Entre o céu e o inferno
Diferente desse gênero discursivo científico, o discurso de divulgação científica em seus diversos níveis (desde cientistas falando a outros cientistas em áreas distintas, cientistas falando para leigos, e leigos falando de ciência para outros leigos) assume-se num universo distinto; nele não se apresentam as falhas, as práticas cotidianas, mas apenas os resultados das pesquisas. Ele é uma nova reestruturação sofisticada para o público heterogêneo da sociedade, onde se diluem jargões, desaparecem conceitos, resumem-se resultados. Tal gênero apresenta e transforma o discurso científico em conteúdo divulgador, isto é, clareia as hipóteses e teorias da pesquisa científica para o público, aproximando-se lexicamente e simplificando, visando ao entendimento da população.
A descoberta de um novo medicamento, os avanços da genética, as novas aplicações do eletromagnetismo tornam-se parte do discurso social através da divulgação científica. Falar sobre ciência é, antes de tudo, colocá-la a serviço da sociedade, juntamente com sua aplicação prática, abrangendo temas que alcançam o cotidiano.

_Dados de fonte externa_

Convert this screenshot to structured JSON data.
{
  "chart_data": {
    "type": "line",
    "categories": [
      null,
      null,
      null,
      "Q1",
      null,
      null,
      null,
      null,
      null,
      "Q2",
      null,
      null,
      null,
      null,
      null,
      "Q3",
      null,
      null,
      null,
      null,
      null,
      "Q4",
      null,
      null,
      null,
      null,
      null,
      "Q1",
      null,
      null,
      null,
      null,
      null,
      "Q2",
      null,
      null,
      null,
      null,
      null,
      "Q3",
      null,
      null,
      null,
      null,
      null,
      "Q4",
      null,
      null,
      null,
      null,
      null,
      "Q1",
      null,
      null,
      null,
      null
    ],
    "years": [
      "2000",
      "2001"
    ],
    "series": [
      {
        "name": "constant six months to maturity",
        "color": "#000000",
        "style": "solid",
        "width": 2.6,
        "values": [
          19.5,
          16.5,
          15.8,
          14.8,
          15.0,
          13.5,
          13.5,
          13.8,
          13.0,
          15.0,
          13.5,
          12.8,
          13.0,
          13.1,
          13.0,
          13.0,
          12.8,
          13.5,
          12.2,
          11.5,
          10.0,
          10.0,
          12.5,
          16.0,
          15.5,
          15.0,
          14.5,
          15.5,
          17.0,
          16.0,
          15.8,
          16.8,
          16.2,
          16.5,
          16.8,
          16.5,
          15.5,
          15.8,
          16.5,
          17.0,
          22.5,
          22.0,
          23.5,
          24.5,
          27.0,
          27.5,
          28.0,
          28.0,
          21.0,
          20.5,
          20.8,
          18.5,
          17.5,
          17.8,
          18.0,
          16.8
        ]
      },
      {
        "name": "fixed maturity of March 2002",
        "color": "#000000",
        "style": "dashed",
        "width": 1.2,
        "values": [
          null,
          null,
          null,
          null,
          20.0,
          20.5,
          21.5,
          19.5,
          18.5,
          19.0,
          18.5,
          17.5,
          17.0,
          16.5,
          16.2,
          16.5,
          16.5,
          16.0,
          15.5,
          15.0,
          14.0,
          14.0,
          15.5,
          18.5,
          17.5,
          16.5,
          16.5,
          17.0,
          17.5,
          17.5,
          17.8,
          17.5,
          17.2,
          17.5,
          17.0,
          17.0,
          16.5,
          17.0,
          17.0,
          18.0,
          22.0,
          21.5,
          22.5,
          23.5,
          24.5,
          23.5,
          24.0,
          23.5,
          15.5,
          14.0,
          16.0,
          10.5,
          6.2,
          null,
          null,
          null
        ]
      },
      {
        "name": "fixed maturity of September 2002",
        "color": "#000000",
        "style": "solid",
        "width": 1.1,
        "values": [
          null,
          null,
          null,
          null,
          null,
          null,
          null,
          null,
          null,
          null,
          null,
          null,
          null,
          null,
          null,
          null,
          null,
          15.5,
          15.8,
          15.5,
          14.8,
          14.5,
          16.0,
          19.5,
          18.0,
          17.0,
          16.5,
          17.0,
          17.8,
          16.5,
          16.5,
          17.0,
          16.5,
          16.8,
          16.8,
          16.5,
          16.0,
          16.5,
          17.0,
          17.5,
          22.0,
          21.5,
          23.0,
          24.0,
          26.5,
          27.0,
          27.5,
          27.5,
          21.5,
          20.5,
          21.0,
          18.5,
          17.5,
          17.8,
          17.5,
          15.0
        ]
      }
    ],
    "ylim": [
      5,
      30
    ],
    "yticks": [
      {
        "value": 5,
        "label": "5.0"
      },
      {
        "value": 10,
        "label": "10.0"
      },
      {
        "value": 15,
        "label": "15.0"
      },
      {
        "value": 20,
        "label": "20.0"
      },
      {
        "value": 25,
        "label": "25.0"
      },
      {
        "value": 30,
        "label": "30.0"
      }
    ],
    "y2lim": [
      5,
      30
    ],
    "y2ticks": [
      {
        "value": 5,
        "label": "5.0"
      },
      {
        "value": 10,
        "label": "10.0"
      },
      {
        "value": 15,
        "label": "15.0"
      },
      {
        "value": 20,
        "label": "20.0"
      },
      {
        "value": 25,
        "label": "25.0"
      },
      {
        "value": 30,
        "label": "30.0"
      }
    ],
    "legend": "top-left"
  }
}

O discurso de divulgação é um discurso midiático, torna-se mediação entre os enunciados científicos e o público, mantendo um caráter universal e seus enunciados acessíveis a uma miríade de sujeitos discursivos. Ideologicamente, atua sobre a sociedade, a mente e os hábitos e cultura, escolhas econômicas e opções políticas.
Em resumo, a divulgação científica possui uma função legitimadora e explicadora do discurso científico, reformulando a ciência divulgada. Para tanto, o desafio é grande para o inter-mediador, que fica entre o céu e o inferno, ou seja, na terra, tramitando entre a divulgação e a divagação científica.